Many people with major depressive disorder (MDD) are ambivalent about medication or therapeutic relationships. Self-guided virtual-reality(VR)-assisted therapy is a promising approach to meet their needs. In this project, based on our previous VR-based self-assessment study of self-blame-related action tendencies, such as feeling like punishing oneself and hiding in MDD, we propose to develop such a novel intervention and probe its feasibility.
After developing a VR-based version of a previously developed self-guided self-blaming bias intervention where people were given strategies to tackle self-blame-related memories and thoughts, we propose to randomise MDD patients who have not responded to standard treatment to 1) Treatment-as-usual vs. 2) 4 weekly sessions of our novel VR-assisted intervention. This will make an indispensable contribution towards the long-term goal of delivering novel neurocognitive treatments for MDD. During year 1, the student will co-design the VR-intervention, learn how to assess patients, and how to deliver VR-interventions.

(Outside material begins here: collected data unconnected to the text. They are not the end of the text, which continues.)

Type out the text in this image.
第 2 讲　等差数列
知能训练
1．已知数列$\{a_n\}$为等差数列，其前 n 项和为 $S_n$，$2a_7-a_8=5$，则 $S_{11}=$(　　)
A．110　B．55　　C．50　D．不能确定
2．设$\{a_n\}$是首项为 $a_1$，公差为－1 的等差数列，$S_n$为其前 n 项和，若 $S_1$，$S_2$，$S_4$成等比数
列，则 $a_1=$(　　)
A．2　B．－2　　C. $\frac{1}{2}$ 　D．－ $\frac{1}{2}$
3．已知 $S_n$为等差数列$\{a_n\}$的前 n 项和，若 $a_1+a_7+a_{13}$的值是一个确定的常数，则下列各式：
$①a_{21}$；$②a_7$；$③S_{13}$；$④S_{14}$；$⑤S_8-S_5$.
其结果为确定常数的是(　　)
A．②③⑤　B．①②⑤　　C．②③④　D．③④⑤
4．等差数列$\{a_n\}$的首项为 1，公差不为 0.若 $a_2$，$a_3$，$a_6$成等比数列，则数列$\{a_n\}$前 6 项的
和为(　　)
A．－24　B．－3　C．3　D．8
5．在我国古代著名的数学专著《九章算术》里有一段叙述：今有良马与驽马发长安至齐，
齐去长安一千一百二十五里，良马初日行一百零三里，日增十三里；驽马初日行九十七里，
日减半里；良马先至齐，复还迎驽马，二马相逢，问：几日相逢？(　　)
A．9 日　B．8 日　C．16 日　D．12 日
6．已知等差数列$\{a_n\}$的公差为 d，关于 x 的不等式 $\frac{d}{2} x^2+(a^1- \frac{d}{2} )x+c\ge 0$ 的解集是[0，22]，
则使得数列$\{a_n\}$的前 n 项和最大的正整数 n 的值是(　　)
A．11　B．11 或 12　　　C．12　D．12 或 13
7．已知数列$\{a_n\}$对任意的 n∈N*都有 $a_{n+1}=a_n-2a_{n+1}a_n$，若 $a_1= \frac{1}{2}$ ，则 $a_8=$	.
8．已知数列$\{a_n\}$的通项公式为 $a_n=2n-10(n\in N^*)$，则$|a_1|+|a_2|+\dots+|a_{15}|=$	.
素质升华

Recruitment will start after 6 months and complete after the first half of year 3 (n=86, 3.6/month, n=70 completers over 24 months, allowing robust effect size estimates).
The last half of year 3 and the beginning of year 4 will be devoted to completing analyses and thesis/first-authored journal submissions describing baseline and trial results, as well as neurocognitive mechanisms in three papers. The PhD student will acquire psychotherapeutic, as well as diagnostic and skills in intervention design and clinical trials.